Ohline Shane M, Liu Xinhuai, Ibrahim Mohamed F, Mockett Bruce M, Empson Ruth M, Abraham Wickliffe C, Iremonger Karl J, Jones Peter P
Department of Physiology, School of Biomedical Sciences, University of Otago, Dunedin, New Zealand.
HeartOtago, University of Otago, Dunedin, New Zealand.
Front Cell Neurosci. 2022 Aug 26;16:958876. doi: 10.3389/fncel.2022.958876. eCollection 2022.

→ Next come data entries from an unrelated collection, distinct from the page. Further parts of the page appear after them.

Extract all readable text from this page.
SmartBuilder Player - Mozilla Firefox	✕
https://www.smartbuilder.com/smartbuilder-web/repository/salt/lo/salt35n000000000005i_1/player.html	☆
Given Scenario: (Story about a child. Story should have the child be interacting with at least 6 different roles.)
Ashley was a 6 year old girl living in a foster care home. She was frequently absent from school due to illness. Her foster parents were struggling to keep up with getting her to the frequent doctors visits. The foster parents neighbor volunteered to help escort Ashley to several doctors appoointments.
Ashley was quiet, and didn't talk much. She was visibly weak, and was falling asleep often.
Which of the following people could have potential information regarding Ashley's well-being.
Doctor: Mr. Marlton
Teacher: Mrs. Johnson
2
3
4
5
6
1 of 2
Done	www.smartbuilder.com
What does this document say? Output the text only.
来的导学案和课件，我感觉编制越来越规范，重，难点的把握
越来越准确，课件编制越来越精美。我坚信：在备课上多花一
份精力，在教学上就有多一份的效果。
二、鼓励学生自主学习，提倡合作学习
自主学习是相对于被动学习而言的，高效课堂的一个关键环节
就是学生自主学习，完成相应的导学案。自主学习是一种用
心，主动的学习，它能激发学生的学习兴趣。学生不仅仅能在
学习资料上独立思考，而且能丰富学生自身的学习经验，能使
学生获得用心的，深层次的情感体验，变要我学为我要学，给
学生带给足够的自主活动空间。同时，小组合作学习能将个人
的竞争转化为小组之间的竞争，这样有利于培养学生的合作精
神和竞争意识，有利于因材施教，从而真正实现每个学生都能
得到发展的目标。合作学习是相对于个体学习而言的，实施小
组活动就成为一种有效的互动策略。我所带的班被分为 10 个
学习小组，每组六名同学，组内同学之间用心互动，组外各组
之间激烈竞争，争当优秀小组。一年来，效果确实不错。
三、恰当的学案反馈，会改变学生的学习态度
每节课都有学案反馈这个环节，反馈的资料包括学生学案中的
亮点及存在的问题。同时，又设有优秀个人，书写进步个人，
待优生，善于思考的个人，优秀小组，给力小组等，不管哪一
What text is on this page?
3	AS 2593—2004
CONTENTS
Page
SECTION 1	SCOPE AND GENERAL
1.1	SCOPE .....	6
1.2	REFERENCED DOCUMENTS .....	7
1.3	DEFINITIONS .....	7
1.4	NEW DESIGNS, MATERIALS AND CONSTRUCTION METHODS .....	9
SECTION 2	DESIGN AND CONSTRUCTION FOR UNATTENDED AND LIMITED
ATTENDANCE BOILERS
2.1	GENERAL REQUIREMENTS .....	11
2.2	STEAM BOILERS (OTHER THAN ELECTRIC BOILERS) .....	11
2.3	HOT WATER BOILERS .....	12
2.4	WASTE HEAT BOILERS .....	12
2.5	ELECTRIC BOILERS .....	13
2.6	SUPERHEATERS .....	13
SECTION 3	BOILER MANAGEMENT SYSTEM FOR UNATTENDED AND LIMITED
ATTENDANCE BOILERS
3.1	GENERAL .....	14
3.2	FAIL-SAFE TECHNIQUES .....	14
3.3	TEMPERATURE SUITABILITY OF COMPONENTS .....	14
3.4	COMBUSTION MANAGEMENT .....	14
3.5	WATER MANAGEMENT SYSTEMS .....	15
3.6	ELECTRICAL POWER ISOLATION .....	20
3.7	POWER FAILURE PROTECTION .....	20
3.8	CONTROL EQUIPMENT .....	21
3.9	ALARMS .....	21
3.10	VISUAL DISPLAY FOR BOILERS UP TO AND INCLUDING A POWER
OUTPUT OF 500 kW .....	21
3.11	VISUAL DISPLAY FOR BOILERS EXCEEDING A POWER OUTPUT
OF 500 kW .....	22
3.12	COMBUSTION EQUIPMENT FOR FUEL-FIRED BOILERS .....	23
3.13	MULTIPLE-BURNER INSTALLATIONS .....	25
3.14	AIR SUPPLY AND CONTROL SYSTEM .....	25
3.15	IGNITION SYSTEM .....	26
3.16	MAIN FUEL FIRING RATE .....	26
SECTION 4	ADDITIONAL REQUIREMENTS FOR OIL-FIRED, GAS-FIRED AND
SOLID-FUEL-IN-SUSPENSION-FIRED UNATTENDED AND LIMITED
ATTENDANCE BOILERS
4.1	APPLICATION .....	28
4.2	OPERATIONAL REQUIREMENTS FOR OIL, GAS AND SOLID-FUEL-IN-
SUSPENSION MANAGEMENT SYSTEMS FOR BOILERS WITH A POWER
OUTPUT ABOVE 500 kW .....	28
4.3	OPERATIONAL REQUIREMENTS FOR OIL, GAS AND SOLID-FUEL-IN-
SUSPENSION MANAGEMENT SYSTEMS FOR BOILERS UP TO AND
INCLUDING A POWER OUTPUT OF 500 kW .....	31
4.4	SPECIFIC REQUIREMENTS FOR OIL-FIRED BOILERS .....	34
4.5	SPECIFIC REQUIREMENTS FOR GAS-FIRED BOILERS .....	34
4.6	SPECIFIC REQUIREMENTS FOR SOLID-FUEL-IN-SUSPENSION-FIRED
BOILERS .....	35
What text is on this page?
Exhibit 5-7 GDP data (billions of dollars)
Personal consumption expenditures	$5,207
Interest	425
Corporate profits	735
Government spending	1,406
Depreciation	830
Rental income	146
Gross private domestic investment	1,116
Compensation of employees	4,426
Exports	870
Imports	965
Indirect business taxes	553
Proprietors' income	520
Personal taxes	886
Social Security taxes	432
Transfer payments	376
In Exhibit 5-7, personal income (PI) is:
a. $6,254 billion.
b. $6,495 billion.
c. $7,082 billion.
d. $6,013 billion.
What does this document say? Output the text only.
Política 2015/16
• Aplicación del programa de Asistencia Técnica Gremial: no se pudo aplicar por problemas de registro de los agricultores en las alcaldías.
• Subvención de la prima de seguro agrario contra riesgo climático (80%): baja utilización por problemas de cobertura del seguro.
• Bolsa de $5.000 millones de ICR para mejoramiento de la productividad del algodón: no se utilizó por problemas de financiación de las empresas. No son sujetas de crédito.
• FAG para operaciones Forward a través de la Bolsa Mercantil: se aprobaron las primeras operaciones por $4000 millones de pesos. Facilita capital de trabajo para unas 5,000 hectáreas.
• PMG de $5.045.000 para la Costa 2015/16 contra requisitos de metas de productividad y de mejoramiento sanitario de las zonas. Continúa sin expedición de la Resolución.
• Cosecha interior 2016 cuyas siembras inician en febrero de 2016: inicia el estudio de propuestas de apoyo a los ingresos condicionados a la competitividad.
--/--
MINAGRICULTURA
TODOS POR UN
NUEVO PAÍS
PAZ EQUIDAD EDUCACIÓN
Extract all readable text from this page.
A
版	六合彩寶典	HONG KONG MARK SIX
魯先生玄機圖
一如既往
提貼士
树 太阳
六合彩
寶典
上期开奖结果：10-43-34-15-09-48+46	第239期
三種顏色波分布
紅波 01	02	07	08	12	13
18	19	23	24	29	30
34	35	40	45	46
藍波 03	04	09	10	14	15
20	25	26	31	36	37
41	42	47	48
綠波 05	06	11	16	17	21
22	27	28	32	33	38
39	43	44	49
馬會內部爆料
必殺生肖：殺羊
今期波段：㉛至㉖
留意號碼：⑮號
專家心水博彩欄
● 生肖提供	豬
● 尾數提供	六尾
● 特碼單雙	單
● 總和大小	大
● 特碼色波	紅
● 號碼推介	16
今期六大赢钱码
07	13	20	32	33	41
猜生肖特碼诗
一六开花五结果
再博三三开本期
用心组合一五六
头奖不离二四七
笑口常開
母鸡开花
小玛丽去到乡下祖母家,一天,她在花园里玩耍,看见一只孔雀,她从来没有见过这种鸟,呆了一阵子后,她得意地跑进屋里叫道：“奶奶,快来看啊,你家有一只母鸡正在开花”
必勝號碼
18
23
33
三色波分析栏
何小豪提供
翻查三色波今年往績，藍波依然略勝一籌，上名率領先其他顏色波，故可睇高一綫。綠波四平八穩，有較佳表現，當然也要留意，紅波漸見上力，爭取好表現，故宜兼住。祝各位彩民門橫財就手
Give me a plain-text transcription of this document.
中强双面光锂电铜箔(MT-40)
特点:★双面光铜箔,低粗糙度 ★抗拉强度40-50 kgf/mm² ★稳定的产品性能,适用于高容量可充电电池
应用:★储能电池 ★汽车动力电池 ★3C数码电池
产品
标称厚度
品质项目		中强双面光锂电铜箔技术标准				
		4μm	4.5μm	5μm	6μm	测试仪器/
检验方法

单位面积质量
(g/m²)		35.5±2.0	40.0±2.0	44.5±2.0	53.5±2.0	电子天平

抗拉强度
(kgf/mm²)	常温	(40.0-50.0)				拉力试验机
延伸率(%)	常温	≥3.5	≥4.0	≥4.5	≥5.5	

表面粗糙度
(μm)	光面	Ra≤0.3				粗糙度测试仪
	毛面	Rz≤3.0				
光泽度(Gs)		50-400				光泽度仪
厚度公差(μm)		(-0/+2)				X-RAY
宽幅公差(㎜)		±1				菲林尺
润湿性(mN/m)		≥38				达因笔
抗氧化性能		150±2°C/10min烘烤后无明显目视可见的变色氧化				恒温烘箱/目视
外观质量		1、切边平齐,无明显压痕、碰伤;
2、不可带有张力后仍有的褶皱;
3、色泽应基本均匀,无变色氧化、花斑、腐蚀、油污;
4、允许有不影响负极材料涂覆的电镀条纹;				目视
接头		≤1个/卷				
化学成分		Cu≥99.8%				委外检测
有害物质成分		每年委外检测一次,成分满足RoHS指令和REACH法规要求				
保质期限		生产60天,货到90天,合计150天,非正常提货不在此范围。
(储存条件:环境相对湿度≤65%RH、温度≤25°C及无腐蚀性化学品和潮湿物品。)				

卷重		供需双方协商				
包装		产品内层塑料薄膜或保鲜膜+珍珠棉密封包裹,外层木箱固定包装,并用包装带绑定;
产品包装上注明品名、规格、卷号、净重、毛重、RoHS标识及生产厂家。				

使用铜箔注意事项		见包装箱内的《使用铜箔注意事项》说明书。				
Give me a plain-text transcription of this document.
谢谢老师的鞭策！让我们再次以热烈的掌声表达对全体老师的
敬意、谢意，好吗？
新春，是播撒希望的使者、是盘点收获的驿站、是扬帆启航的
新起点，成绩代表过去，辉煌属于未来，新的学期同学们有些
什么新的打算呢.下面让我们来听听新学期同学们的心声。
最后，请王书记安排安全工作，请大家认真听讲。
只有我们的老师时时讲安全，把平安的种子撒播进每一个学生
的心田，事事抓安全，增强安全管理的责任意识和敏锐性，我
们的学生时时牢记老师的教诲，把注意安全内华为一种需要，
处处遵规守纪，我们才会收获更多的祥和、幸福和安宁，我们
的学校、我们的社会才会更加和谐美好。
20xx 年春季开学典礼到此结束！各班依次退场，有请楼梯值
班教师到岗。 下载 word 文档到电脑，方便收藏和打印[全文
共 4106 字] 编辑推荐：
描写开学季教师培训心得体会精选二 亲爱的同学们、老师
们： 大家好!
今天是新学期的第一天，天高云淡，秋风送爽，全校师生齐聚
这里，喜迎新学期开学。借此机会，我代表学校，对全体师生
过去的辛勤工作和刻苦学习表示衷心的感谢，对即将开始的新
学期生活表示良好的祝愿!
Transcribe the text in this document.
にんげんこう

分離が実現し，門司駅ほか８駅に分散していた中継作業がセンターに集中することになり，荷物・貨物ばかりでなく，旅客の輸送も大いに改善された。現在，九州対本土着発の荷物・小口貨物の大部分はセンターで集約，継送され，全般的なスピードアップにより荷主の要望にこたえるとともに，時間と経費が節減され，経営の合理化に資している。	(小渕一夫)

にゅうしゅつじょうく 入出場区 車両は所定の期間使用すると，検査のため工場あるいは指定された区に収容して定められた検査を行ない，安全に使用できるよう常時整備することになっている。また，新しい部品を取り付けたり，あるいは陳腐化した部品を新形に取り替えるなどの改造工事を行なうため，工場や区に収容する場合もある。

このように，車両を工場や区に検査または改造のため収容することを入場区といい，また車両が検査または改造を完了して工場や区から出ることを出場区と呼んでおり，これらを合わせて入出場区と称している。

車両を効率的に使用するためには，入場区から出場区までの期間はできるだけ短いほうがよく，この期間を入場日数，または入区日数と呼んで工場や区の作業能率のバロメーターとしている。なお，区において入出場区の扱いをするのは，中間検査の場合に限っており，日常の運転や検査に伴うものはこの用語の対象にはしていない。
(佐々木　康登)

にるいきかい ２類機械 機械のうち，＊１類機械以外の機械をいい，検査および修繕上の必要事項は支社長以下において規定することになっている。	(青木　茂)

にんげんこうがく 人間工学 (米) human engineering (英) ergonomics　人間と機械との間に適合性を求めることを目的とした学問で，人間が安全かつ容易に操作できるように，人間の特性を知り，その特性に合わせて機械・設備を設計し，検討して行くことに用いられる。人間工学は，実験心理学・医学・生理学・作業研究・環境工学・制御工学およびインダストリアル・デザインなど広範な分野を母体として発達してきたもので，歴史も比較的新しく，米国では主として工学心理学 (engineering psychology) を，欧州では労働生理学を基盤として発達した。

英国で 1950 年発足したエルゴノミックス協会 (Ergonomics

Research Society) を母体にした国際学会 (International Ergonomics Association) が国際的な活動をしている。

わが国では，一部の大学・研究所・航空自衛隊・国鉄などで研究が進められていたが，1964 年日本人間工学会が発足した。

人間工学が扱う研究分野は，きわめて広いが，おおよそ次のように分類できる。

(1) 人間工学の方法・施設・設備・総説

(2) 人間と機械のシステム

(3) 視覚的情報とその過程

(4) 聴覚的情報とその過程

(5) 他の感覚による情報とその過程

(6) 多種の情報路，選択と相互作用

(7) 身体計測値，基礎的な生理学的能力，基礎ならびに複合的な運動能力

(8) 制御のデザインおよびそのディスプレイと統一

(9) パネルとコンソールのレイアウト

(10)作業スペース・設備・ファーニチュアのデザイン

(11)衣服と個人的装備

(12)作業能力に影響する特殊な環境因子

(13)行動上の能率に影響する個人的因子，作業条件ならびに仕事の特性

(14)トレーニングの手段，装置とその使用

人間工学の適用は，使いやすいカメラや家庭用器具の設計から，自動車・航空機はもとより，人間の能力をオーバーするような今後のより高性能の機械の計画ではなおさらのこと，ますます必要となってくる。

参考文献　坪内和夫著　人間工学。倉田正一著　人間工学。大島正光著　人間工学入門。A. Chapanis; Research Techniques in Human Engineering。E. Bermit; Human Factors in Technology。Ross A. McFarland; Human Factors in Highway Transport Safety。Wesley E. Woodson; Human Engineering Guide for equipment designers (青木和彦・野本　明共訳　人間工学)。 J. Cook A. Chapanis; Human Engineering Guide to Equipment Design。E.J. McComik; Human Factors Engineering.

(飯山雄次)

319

Neuronal hyperexcitability in Alzheimer's disease (AD) models is thought to either contribute to the formation of amyloid beta plaques or result from their formation. Neuronal hyperexcitability has been shown in the cerebral cortex of the widely used young APPswe/PS1dE9 mice, which have accelerated plaque formation. However, it is currently unclear if hyperexcitability also occurs in CA1 hippocampal neurons of aged animals in this model. In the present work, we have compared intrinsic excitability and spontaneous synaptic inputs from CA1 pyramidal cells of 8-month-old APPswe/PS1dE9 and wildtype control mice. We find no change in intrinsic excitability or spontaneous postsynaptic currents (PSCs) between groups. We did, however, find a reduced input resistance and an increase in hyperpolarization-activated sag current. These results are consistent with findings from other aged AD model mice, including the widely used 5xFAD and 3xTg. Together these results suggest that neuronal hyperexcitability is not a consistent feature of all AD mouse models, particularly at advanced ages.
在阿尔茨海默病(AD)模型中,神经元的过度兴奋被认为要么促成β淀粉样蛋白斑的形成,要么是由其形成所致。在广泛使用的年轻APPswe/PS1dE9小鼠的大脑皮层中已显示出神经元过度兴奋,这些小鼠的斑块形成加速。然而,目前尚不清楚在该模型的老年动物的CA1海马神经元中是否也会出现过度兴奋。在本研究中,我们比较了8月龄APPswe/PS1dE9小鼠和野生型对照小鼠CA1锥体细胞的内在兴奋性和自发突触输入。我们发现两组之间的内在兴奋性或自发突触后电流(PSC)没有变化。然而,我们确实发现输入电阻降低,超极化激活的下陷电流增加。这些结果与其他老年AD模型小鼠(包括广泛使用的5xFAD和3xTg)的研究结果一致。这些结果共同表明,神经元过度兴奋并非所有AD小鼠模型的一致特征,尤其是在老年阶段。